Reminded of the way then-presidential candidate John McCain handled a woman at a town hall in 2008 who called Barack Obama an arab (McCain grabbed the mic from her and told her she was wrong), Alexander suppresses his annoyance.
"I've been told about that a hundred times. But there is a difference between handling one heckler and facing thousands of people chanting their anger. I'm proud not to have cut them off. Who am I to do that?"
Clearly, Alexander is sick of discussing his bad moments. Who can blame him? And yet we did. There is no way not to.
Sanctions, taxes, trade...
He brought along a newly expanded platform for his leadership campaign: more free trade agreements, lower taxes, balanced books within four years, a more muscular military. Justin Trudeau's carbon tax, he says, is ridiculous, not even costed. Ontario's carbon tax and hydro rate increases are lunacy. Payroll taxes are deadening.
He wants to toughen sanctions against Russia, and go after the Saudis and Pakistanis for posing as allies while simultaneously supporting extremism.
He has a remarkable grasp of history, particularly Canadian history. He speaks fluent French. His expertise on Afghanistan and Russia is unquestionable. He's learned to moderate partisan-attack impulses.
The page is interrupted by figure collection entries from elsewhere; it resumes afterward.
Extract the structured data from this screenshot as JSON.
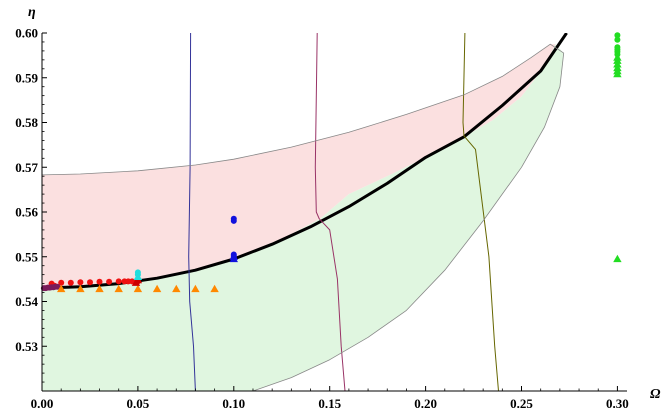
{
  "chart_data": {
    "type": "scatter",
    "xlabel": "Ω",
    "ylabel": "η",
    "xlim": [
      0,
      0.305
    ],
    "ylim": [
      0.52,
      0.6
    ],
    "xticks": [
      "0.00",
      "0.05",
      "0.10",
      "0.15",
      "0.20",
      "0.25",
      "0.30"
    ],
    "xtick_values": [
      0,
      0.05,
      0.1,
      0.15,
      0.2,
      0.25,
      0.3
    ],
    "yticks": [
      "0.53",
      "0.54",
      "0.55",
      "0.56",
      "0.57",
      "0.58",
      "0.59",
      "0.60"
    ],
    "ytick_values": [
      0.53,
      0.54,
      0.55,
      0.56,
      0.57,
      0.58,
      0.59,
      0.6
    ],
    "grid": false,
    "regions": [
      {
        "color": "#fbe0e0",
        "boundary": [
          [
            0,
            0.5683
          ],
          [
            0.02,
            0.5685
          ],
          [
            0.05,
            0.5692
          ],
          [
            0.08,
            0.5705
          ],
          [
            0.1,
            0.5718
          ],
          [
            0.13,
            0.5745
          ],
          [
            0.16,
            0.5778
          ],
          [
            0.19,
            0.5818
          ],
          [
            0.22,
            0.5862
          ],
          [
            0.24,
            0.5903
          ],
          [
            0.255,
            0.5945
          ],
          [
            0.265,
            0.5975
          ],
          [
            0.2678,
            0.5975
          ],
          [
            0.262,
            0.5925
          ],
          [
            0.25,
            0.5858
          ],
          [
            0.235,
            0.5805
          ],
          [
            0.22,
            0.5768
          ],
          [
            0.2,
            0.5722
          ],
          [
            0.18,
            0.568
          ],
          [
            0.16,
            0.564
          ],
          [
            0.145,
            0.5585
          ],
          [
            0.12,
            0.5528
          ],
          [
            0.1,
            0.5495
          ],
          [
            0.08,
            0.547
          ],
          [
            0.06,
            0.5452
          ],
          [
            0.04,
            0.544
          ],
          [
            0.02,
            0.5433
          ],
          [
            0,
            0.543
          ]
        ]
      },
      {
        "color": "#e0f6e0",
        "boundary": [
          [
            0,
            0.543
          ],
          [
            0.02,
            0.5433
          ],
          [
            0.04,
            0.544
          ],
          [
            0.06,
            0.5452
          ],
          [
            0.08,
            0.547
          ],
          [
            0.1,
            0.5495
          ],
          [
            0.12,
            0.5528
          ],
          [
            0.145,
            0.5585
          ],
          [
            0.16,
            0.564
          ],
          [
            0.18,
            0.568
          ],
          [
            0.2,
            0.5722
          ],
          [
            0.22,
            0.5768
          ],
          [
            0.235,
            0.5805
          ],
          [
            0.25,
            0.5858
          ],
          [
            0.262,
            0.5925
          ],
          [
            0.2678,
            0.5975
          ],
          [
            0.272,
            0.5955
          ],
          [
            0.27,
            0.588
          ],
          [
            0.262,
            0.579
          ],
          [
            0.25,
            0.57
          ],
          [
            0.23,
            0.558
          ],
          [
            0.21,
            0.547
          ],
          [
            0.19,
            0.538
          ],
          [
            0.17,
            0.532
          ],
          [
            0.15,
            0.527
          ],
          [
            0.13,
            0.523
          ],
          [
            0.11,
            0.52
          ],
          [
            0.05,
            0.52
          ],
          [
            0,
            0.52
          ]
        ]
      }
    ],
    "curves": [
      {
        "color": "#000000",
        "width": 3,
        "points": [
          [
            0,
            0.543
          ],
          [
            0.02,
            0.5433
          ],
          [
            0.04,
            0.544
          ],
          [
            0.06,
            0.5452
          ],
          [
            0.08,
            0.547
          ],
          [
            0.1,
            0.5495
          ],
          [
            0.12,
            0.5528
          ],
          [
            0.14,
            0.5567
          ],
          [
            0.16,
            0.5612
          ],
          [
            0.18,
            0.5664
          ],
          [
            0.2,
            0.5722
          ],
          [
            0.22,
            0.5768
          ],
          [
            0.24,
            0.5838
          ],
          [
            0.26,
            0.5915
          ],
          [
            0.2735,
            0.6
          ]
        ]
      },
      {
        "color": "#333399",
        "width": 1,
        "points": [
          [
            0.0775,
            0.6
          ],
          [
            0.0772,
            0.57
          ],
          [
            0.0765,
            0.55
          ],
          [
            0.077,
            0.54
          ],
          [
            0.079,
            0.53
          ],
          [
            0.08,
            0.52
          ]
        ]
      },
      {
        "color": "#993366",
        "width": 1,
        "points": [
          [
            0.1435,
            0.6
          ],
          [
            0.1425,
            0.57
          ],
          [
            0.143,
            0.56
          ],
          [
            0.1445,
            0.5585
          ],
          [
            0.15,
            0.556
          ],
          [
            0.154,
            0.545
          ],
          [
            0.156,
            0.53
          ],
          [
            0.158,
            0.52
          ]
        ]
      },
      {
        "color": "#666600",
        "width": 1,
        "points": [
          [
            0.2205,
            0.6
          ],
          [
            0.2195,
            0.58
          ],
          [
            0.22,
            0.577
          ],
          [
            0.226,
            0.574
          ],
          [
            0.233,
            0.55
          ],
          [
            0.236,
            0.53
          ],
          [
            0.238,
            0.52
          ]
        ]
      },
      {
        "color": "#888888",
        "width": 0.8,
        "points": [
          [
            0,
            0.5683
          ],
          [
            0.02,
            0.5685
          ],
          [
            0.05,
            0.5692
          ],
          [
            0.08,
            0.5705
          ],
          [
            0.1,
            0.5718
          ],
          [
            0.13,
            0.5745
          ],
          [
            0.16,
            0.5778
          ],
          [
            0.19,
            0.5818
          ],
          [
            0.22,
            0.5862
          ],
          [
            0.24,
            0.5903
          ],
          [
            0.255,
            0.5945
          ],
          [
            0.265,
            0.5975
          ],
          [
            0.272,
            0.5955
          ],
          [
            0.27,
            0.588
          ],
          [
            0.262,
            0.579
          ],
          [
            0.25,
            0.57
          ],
          [
            0.23,
            0.558
          ],
          [
            0.21,
            0.547
          ],
          [
            0.19,
            0.538
          ],
          [
            0.17,
            0.532
          ],
          [
            0.15,
            0.527
          ],
          [
            0.13,
            0.523
          ],
          [
            0.11,
            0.52
          ]
        ]
      }
    ],
    "series": [
      {
        "color": "#ee1111",
        "marker": "circle",
        "points": [
          [
            0.005,
            0.544
          ],
          [
            0.0065,
            0.5435
          ],
          [
            0.01,
            0.5442
          ],
          [
            0.015,
            0.5442
          ],
          [
            0.02,
            0.5443
          ],
          [
            0.025,
            0.5443
          ],
          [
            0.03,
            0.5444
          ],
          [
            0.035,
            0.5444
          ],
          [
            0.04,
            0.5445
          ],
          [
            0.043,
            0.5445
          ],
          [
            0.045,
            0.5445
          ],
          [
            0.047,
            0.5445
          ],
          [
            0.049,
            0.5445
          ],
          [
            0.05,
            0.5445
          ]
        ]
      },
      {
        "color": "#7a1a5a",
        "marker": "circle",
        "points": [
          [
            0.001,
            0.543
          ],
          [
            0.002,
            0.543
          ],
          [
            0.003,
            0.5431
          ],
          [
            0.004,
            0.5431
          ],
          [
            0.005,
            0.5432
          ],
          [
            0.006,
            0.5432
          ],
          [
            0.007,
            0.5433
          ],
          [
            0.008,
            0.5433
          ]
        ]
      },
      {
        "color": "#ff8800",
        "marker": "triangle",
        "points": [
          [
            0.01,
            0.5428
          ],
          [
            0.02,
            0.5428
          ],
          [
            0.03,
            0.5428
          ],
          [
            0.04,
            0.5428
          ],
          [
            0.05,
            0.5428
          ],
          [
            0.06,
            0.5428
          ],
          [
            0.07,
            0.5428
          ],
          [
            0.08,
            0.5428
          ],
          [
            0.09,
            0.5428
          ]
        ]
      },
      {
        "color": "#cc0000",
        "marker": "triangle",
        "points": [
          [
            0.05,
            0.5448
          ],
          [
            0.049,
            0.5442
          ]
        ]
      },
      {
        "color": "#22dddd",
        "marker": "circle",
        "points": [
          [
            0.05,
            0.5465
          ],
          [
            0.05,
            0.546
          ]
        ]
      },
      {
        "color": "#22dddd",
        "marker": "triangle",
        "points": [
          [
            0.05,
            0.5455
          ]
        ]
      },
      {
        "color": "#1111dd",
        "marker": "circle",
        "points": [
          [
            0.1,
            0.5585
          ],
          [
            0.1,
            0.558
          ],
          [
            0.1,
            0.5505
          ],
          [
            0.1,
            0.5502
          ],
          [
            0.1,
            0.5498
          ]
        ]
      },
      {
        "color": "#1111dd",
        "marker": "triangle",
        "points": [
          [
            0.1,
            0.5495
          ],
          [
            0.1,
            0.55
          ]
        ]
      },
      {
        "color": "#22dd22",
        "marker": "circle",
        "points": [
          [
            0.3,
            0.5995
          ],
          [
            0.3,
            0.5985
          ],
          [
            0.3,
            0.5968
          ],
          [
            0.3,
            0.5963
          ],
          [
            0.3,
            0.5958
          ],
          [
            0.3,
            0.5952
          ]
        ]
      },
      {
        "color": "#22dd22",
        "marker": "triangle",
        "points": [
          [
            0.3,
            0.5945
          ],
          [
            0.3,
            0.5938
          ],
          [
            0.3,
            0.593
          ],
          [
            0.3,
            0.5922
          ],
          [
            0.3,
            0.5915
          ],
          [
            0.3,
            0.5908
          ],
          [
            0.3,
            0.5495
          ]
        ]
      }
    ]
  }
}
And with burn scars comes caution. The question on health care remains unanswered.
Asked to name the essence of conservatism in Canada: "nation-building."
No, but as a philosophy? Is it fiscal? Is it social? What do conservatives want to conserve?
"It's nation-building, and allowing and encouraging growth. We don't want failed European experiments."
Is laissez-faire a conservative value? Should people be allowed to do as they wish sexually, and with their own bodies?
"Yes."
Why do we hear otherwise from conservatives?
"You won't hear it from me."
And then he's putting his coat on.
His manners are flawless, but he's obviously frustrated. You get the impression he wishes the Harper years would fade more quickly from memory. He's not the only Conservative to wish that.
Later, he writes back to question my characterization of the Alberta crowd channeling Trump's mob:
"My takeaway from that rally is that Alberta is hurting — and carbon taxes … will take oil investments elsewhere for a generation if we are not careful. The Trump angle is old news. The new angle is stagnation and unemployment."
Perhaps. But as Alexander surely must understand by now, politicians don't get to define the angle.